Underpinning the religion-related freedoms is the principle that religion is essentially a matter of individual belief and choice. And this in turn postulated mutual respect and tolerance between practitioners of different faiths, which is of paramount importance in a multi-religious and multi-cultural society such as India's — something that was brought home rather traumatically by the circumstances surrounding the attainment of Independence.

Active involvement

In the massive and sustained effort that preceded the incorporation of the `freedom of religion' provisions in the Constitution, men of eminence and stature were involved in various ways and at different levels. Notable among those who were actively associated with that endeavour is Sri Agnihotram Ramanuja Thathachariar, a Vedic scholar of renown, who has entered his 100th year.

Thathachariar, who hails from a family of Vaishnavite preceptors, recalls how, at the behest of the Paramacharya of the Kanchi Kamakoti Mutt he came to be actively involved in the various initiatives the acharya took to mobilise the support and enlisting the cooperation of the leaders of various religious denominations, including the heads of Mutts, and projecting a unified view to the powers that be.

In the course of his mission, he met the members of a Parliamentary delegation from Great Britain when they were on a visit to Madras (to whom he was introduced by Kasturi Srinivasan, Editor of The Hindu) and, on their suggestion, had a memorandum submitted to them at Delhi.

It was Sardar Vallabhbhai Patel, Thathachariar says, who regretted the lack of unity among the religious sects and this prompted the Kanchi Sankaracharya to take the initiative in bringing the heads of different Mutts together into a single organisational frame (when the Constituent Assembly was in session) so that they could speak in one voice.

In the event, thanks to such concerted effort and support by sections across the country, the Constitutional guarantee of religious freedom became a reality.

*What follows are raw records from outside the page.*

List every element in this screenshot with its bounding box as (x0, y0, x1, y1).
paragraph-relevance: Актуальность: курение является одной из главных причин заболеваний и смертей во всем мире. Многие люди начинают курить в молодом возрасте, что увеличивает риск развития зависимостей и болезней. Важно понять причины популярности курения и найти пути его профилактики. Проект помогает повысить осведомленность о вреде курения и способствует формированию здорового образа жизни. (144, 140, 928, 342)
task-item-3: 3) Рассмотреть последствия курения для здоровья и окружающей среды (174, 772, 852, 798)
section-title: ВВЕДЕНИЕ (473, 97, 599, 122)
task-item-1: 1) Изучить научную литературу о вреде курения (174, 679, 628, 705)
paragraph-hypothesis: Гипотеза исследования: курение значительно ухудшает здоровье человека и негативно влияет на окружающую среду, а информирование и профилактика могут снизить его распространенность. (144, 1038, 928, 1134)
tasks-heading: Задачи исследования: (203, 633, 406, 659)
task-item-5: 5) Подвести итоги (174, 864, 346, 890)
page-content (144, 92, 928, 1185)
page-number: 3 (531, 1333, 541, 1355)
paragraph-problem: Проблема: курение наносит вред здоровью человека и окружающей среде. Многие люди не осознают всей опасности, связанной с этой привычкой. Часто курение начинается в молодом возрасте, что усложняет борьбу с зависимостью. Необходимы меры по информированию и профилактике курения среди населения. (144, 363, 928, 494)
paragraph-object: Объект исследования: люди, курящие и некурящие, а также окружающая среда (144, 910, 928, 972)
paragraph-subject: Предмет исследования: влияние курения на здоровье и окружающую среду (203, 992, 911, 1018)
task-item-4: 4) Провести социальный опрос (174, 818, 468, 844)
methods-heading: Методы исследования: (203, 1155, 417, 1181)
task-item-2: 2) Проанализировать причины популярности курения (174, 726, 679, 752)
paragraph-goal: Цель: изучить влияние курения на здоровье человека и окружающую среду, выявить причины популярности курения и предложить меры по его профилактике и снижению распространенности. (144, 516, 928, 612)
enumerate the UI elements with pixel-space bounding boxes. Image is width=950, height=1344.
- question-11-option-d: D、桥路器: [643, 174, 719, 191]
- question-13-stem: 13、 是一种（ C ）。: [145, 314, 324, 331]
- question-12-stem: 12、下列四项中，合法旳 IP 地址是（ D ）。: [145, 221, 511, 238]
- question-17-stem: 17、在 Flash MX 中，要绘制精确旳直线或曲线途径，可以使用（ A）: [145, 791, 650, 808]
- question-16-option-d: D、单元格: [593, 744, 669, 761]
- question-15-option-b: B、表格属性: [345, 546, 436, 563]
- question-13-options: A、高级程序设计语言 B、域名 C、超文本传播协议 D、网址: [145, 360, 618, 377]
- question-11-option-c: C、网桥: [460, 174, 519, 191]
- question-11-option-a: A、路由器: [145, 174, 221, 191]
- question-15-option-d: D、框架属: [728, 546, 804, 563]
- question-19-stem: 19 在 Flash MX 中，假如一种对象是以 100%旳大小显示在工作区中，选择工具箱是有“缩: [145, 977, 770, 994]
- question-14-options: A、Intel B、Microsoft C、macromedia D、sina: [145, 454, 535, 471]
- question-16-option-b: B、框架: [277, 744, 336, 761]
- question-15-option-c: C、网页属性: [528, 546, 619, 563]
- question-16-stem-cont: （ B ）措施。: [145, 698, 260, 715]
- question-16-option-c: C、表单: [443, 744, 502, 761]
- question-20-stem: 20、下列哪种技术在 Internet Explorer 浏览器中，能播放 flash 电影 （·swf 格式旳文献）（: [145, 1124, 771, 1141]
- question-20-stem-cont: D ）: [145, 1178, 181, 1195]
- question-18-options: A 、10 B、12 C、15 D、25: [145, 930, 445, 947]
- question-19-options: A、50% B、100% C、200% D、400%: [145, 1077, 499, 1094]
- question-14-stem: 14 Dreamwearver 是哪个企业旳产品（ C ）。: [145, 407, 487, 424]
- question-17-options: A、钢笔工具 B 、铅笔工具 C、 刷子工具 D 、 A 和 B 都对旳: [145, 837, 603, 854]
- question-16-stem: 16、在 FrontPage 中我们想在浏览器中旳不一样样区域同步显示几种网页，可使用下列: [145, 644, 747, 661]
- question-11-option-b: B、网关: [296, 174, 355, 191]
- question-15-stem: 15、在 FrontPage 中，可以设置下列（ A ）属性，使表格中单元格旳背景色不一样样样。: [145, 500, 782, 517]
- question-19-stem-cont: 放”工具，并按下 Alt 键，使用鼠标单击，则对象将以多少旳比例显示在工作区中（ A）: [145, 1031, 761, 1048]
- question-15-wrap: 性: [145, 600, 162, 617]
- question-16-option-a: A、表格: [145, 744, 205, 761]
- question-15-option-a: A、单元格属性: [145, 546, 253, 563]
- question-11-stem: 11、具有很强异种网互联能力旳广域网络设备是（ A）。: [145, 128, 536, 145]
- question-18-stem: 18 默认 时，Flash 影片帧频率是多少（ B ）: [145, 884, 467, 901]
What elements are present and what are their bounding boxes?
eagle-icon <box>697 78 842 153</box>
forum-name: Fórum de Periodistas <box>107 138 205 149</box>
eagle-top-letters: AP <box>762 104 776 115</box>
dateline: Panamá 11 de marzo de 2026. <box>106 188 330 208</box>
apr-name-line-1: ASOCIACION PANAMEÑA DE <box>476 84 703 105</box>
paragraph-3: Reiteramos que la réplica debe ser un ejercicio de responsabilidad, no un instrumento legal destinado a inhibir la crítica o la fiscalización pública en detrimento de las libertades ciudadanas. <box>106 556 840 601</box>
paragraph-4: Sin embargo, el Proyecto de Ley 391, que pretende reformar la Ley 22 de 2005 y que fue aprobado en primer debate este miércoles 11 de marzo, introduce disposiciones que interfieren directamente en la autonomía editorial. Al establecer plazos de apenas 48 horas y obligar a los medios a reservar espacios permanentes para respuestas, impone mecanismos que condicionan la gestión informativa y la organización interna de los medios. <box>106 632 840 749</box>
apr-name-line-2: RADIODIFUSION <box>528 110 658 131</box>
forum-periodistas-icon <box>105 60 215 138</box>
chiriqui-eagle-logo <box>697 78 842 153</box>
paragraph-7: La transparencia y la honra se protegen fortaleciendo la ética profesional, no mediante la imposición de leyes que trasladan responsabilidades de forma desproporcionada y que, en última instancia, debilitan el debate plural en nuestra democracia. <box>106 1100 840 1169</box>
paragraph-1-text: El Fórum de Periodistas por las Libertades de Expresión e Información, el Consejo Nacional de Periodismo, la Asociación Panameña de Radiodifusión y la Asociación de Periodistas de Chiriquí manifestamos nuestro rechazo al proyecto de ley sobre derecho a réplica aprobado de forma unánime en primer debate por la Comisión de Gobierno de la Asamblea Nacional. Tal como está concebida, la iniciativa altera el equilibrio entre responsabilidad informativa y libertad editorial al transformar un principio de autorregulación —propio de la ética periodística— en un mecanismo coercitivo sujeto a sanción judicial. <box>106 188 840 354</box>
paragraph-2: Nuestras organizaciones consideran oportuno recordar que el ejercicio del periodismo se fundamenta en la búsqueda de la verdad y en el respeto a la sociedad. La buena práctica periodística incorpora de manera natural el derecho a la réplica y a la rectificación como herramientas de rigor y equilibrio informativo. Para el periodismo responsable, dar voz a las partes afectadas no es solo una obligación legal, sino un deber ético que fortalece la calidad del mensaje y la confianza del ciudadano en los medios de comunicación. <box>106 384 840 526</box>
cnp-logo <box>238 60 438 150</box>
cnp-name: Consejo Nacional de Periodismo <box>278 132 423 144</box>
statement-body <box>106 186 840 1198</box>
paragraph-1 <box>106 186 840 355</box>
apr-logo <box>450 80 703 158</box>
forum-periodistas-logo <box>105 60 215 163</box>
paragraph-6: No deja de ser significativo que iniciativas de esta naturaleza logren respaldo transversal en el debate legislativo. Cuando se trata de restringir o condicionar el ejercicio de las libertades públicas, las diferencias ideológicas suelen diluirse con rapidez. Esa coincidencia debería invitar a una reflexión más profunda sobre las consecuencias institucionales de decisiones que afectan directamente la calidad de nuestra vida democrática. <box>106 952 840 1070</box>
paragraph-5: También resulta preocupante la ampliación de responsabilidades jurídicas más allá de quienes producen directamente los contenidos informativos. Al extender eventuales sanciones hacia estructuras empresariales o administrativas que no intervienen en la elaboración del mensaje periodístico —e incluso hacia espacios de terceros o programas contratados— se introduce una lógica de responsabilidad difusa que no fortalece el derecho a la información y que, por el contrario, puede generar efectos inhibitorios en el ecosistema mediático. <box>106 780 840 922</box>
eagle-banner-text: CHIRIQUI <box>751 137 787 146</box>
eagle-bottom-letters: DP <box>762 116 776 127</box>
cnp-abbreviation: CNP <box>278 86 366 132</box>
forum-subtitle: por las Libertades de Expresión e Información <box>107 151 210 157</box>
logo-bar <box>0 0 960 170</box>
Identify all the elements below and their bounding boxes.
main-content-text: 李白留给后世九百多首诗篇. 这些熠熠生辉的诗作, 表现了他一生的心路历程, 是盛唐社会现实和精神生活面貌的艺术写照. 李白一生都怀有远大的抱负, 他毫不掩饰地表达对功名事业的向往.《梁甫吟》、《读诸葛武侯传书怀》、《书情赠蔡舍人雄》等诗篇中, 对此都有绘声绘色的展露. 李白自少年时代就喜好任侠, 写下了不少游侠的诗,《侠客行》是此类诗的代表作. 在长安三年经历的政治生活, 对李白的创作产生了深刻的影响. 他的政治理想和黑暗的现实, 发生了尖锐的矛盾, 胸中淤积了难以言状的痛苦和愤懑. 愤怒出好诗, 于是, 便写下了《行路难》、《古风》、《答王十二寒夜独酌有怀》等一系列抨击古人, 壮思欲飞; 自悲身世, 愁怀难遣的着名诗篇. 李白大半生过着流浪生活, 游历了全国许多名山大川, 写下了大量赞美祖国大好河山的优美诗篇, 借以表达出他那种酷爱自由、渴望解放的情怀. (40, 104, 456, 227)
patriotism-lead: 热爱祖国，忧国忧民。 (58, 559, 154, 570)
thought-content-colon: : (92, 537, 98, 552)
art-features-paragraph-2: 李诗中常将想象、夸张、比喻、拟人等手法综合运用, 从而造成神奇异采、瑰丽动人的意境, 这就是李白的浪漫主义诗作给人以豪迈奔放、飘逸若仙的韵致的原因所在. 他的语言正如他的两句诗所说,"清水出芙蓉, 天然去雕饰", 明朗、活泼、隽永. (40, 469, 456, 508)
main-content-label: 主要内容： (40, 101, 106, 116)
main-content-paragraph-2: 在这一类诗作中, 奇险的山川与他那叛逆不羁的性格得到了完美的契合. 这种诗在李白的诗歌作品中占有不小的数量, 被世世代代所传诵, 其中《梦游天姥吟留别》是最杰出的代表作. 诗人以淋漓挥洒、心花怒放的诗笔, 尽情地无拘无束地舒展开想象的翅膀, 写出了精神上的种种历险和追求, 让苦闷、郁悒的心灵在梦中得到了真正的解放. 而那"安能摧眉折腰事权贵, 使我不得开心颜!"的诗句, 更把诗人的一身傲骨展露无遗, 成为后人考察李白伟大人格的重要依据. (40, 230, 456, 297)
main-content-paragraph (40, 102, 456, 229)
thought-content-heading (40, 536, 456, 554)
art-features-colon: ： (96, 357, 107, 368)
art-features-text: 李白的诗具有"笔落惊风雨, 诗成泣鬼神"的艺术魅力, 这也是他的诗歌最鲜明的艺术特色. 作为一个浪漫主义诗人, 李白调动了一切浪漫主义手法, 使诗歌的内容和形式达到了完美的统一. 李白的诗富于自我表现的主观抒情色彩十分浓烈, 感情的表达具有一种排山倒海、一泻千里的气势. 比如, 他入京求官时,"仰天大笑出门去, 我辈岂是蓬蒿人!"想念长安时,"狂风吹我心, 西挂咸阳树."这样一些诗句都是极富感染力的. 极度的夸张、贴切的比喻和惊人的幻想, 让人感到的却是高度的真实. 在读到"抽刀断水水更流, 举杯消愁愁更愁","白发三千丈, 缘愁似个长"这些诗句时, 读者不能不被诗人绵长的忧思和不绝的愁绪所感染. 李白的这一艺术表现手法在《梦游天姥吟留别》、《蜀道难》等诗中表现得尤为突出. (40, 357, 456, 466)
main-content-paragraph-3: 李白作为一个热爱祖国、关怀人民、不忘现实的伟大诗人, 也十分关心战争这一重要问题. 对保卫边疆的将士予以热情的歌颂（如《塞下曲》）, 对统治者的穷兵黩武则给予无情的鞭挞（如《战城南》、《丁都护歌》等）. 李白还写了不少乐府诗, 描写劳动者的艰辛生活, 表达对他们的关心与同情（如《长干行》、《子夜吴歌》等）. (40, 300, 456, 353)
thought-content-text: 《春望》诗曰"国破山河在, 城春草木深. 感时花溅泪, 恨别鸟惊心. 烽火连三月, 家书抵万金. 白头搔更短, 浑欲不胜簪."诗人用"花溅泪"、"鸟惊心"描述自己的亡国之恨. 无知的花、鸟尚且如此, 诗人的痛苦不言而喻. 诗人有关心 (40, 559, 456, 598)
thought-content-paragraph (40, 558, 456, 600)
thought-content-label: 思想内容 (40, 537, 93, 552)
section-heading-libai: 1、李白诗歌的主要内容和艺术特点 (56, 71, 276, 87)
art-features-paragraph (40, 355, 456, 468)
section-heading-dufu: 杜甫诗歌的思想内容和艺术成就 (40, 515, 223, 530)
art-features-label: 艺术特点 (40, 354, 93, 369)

He has taken an active part in the Kanchi Acharya's other ventures also, such as Agama Silpa Sadas and Tiruppavai-Tiruvembavai conference; the former intended to propagate temple architecture and the latter aimed at a fusion of sorts between Vaishnavism and Saivism.

Coming as he does in a distinguished line of acharya purushas, Thathachariar performs what are known in Vaishnavite spiritual parlance as `Pancha Samskaram' and has his own circle of disciples. In him is seen a rare blend of erudition in the Vedas and other scriptures and expertise in the performance of yagas and yagnas sanctioned by them; small wonder then that he has been on demand from across the country for delivering lectures, participating in seminars or conducting yagas. He is as much at home in a gathering of English-knowing modern-educated people as in the company of traditionally educated religious scholars. In fact, he is among the few authoritative sources most sought after by students from abroad pursuing research in Vedic literature, philosophy, and practices.

Thathachariar has been running a campaign, so to say, for a scientific approach to religion. In the West, he says, religion has always had its appeal as a subject of study and the universities in those countries encouraged even the study of the Vedas. There were also attempts to probe the significance of the Vedic rituals and the atmosphere was such as to facilitate the growth of scientific temper vis--vis religion.